Let's look at some of the key players. The NYT article points out that China's Minister of Science and Technology is a former Audi engineer who used to work in Germany. (Incidentally, he's also not a Communist Party member. h/t @darnoc.) In fact, a look at China's Communist Party Politburo and the State Council reveals an overwhelming majority of scientists and engineers with a mere handful of lawyers and MBAs sprinkled among them.

Who in the US government is in charge of auto strategy? Steve Rattner, a former journalist and investment banker, is leading President Obama's Auto Task Force. While Mr. Rattner (and his boss) are undoubtedly smart individuals, it seems clear that the focus is very different from China's.

China's leaders are looking at auto strategy as an engineering question while the US government sees it as more of a finance question.

I don't want to over-generalize this observation. Certainly China must also deal with issues of finance, and the US industry must also continue its impressive record of innovative engineering. However, while China is focused on dominating the future of automobile manufacturing, the US is merely focused on how (or whether) to continue pouring money into a once-proud industry that is saddled with legacy costs and hostile unions.


  1. Greg,

    Your summary very timely and insightful. However, I would not oversimplify it as a financial vs. engineering strategy. China's approach is unique in the sense that it is attempting to balance the political and social agendas with the long-term health of what it considers a "pillar" industry. Recognizing that the industry itself could never on its own make the investment to create the infrastructure for alternative propulsion, China is willing to support the necessary investment in order to position the industry to invest in the technology and still remain financially viable. There isn't a place in the world where this approach is taken - and quite frankly in today's global economy it is a brilliant move which gives China a huge advantage.

    Bill Russo

  2. Thanks again for your comments, Bill.

    Re: oversimplification. That was sort of the purpose of my last paragraph. I realize that things are far more complex.

    China is trying to build an industry while the US is trying to rescue one.
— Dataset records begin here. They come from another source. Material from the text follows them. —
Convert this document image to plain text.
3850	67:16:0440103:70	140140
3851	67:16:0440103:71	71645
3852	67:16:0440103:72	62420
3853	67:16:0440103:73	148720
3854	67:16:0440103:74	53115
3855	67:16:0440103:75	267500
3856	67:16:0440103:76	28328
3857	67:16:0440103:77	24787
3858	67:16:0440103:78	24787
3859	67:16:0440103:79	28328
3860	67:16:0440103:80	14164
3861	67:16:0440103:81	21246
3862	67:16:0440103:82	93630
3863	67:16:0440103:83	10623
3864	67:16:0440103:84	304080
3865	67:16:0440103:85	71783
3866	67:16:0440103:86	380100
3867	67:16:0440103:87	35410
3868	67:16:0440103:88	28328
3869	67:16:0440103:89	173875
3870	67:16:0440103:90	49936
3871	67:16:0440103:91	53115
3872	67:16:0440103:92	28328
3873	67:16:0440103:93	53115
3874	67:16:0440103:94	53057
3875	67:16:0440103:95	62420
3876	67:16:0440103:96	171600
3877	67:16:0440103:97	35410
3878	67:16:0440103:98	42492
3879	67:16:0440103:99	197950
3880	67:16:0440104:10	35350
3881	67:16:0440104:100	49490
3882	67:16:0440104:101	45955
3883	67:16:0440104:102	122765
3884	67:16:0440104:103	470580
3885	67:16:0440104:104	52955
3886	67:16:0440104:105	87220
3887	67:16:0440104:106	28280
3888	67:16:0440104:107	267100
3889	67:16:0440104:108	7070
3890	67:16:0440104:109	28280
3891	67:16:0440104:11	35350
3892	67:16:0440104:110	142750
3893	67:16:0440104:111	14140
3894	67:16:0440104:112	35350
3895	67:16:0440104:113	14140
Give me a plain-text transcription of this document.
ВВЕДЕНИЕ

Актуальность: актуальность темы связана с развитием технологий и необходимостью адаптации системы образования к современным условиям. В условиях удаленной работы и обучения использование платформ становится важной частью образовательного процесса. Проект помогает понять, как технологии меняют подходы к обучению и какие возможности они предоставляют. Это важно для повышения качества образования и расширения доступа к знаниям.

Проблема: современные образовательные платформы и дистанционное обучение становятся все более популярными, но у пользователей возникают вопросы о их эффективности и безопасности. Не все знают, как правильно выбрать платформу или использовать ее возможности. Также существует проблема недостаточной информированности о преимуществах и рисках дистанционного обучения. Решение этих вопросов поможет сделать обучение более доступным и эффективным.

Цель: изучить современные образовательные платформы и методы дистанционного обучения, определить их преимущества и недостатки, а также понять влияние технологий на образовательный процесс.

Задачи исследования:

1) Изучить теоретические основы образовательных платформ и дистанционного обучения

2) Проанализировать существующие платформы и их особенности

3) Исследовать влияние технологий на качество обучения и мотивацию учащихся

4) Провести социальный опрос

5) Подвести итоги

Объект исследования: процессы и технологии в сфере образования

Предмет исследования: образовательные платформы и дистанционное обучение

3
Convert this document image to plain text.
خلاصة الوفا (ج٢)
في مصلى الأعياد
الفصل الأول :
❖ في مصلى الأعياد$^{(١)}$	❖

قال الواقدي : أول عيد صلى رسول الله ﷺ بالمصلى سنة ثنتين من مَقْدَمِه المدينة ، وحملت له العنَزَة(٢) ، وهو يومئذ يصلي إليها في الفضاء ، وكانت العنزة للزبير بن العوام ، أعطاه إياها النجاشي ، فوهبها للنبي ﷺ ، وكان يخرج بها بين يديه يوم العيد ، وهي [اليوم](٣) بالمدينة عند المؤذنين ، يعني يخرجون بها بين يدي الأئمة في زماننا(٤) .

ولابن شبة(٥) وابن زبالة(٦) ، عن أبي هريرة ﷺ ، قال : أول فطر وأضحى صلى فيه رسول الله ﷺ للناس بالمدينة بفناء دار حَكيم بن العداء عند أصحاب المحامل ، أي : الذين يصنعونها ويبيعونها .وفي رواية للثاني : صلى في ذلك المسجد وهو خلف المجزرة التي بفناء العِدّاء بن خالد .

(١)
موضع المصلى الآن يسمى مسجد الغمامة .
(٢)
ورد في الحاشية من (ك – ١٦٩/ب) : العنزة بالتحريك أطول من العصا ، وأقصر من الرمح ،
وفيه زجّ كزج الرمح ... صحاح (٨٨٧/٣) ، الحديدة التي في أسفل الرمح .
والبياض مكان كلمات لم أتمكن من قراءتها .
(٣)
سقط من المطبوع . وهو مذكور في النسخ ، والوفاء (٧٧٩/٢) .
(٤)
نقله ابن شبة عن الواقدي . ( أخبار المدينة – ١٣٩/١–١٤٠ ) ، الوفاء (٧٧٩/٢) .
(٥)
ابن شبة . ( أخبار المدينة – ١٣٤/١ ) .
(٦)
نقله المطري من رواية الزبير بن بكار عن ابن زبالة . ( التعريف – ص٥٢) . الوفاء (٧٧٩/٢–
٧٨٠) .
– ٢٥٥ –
My intention was to point out that the two activities draw on two very different skill sets.

    Regarding China's approach, as you say above, "there isn't (another) place in the world where this approach is taken..." -- which is exactly why I'll be in China for the rest of this year trying to understand exactly how it works.

  3. I agree with Bill that this is not purely a "financial vs. engineering strategy" - it should also be viewed as an environmental issue.

    Here's what my colleague from EMBARQ ( had to say:
    "The ingenuity of the Chinese is welcomed and should be praised; but focusing on the vehicle technology is not enough, and has little impact in reducing congestion, accidents and urban sprawl."

    Check out my full post about this news on

  4. Thanks for your comments, Erica.

    I cannot disagree at all with your assessments of the environmental impacts.

    I find that many people's views on China's emergence as a player in the auto industry depend very much on which part of the "elephant" they happen to be touching. :)

  5. First blush, seeing an engineer leading the pack as opposed to a finance guy engenders a certain degree of comfort, until we consider that engineers have their particular blind spots, such as the Three Gorgeous Damn Project.

  6. Thank you, Mao Ruiqi.

    Indeed, those blind spots can be particularly destructive when they're ideologically driven, regardless of how talented an engineer one might be.

    And while the skills of finance are also valuable, they can also be destructive when driven by greed.

    You (and the other commenters) raise a very important point. In the end, skills are only part of the equation. What matters more is the driving force behind those skills. Ideology and greed can turn useful, innocuous skills into tools of destruction.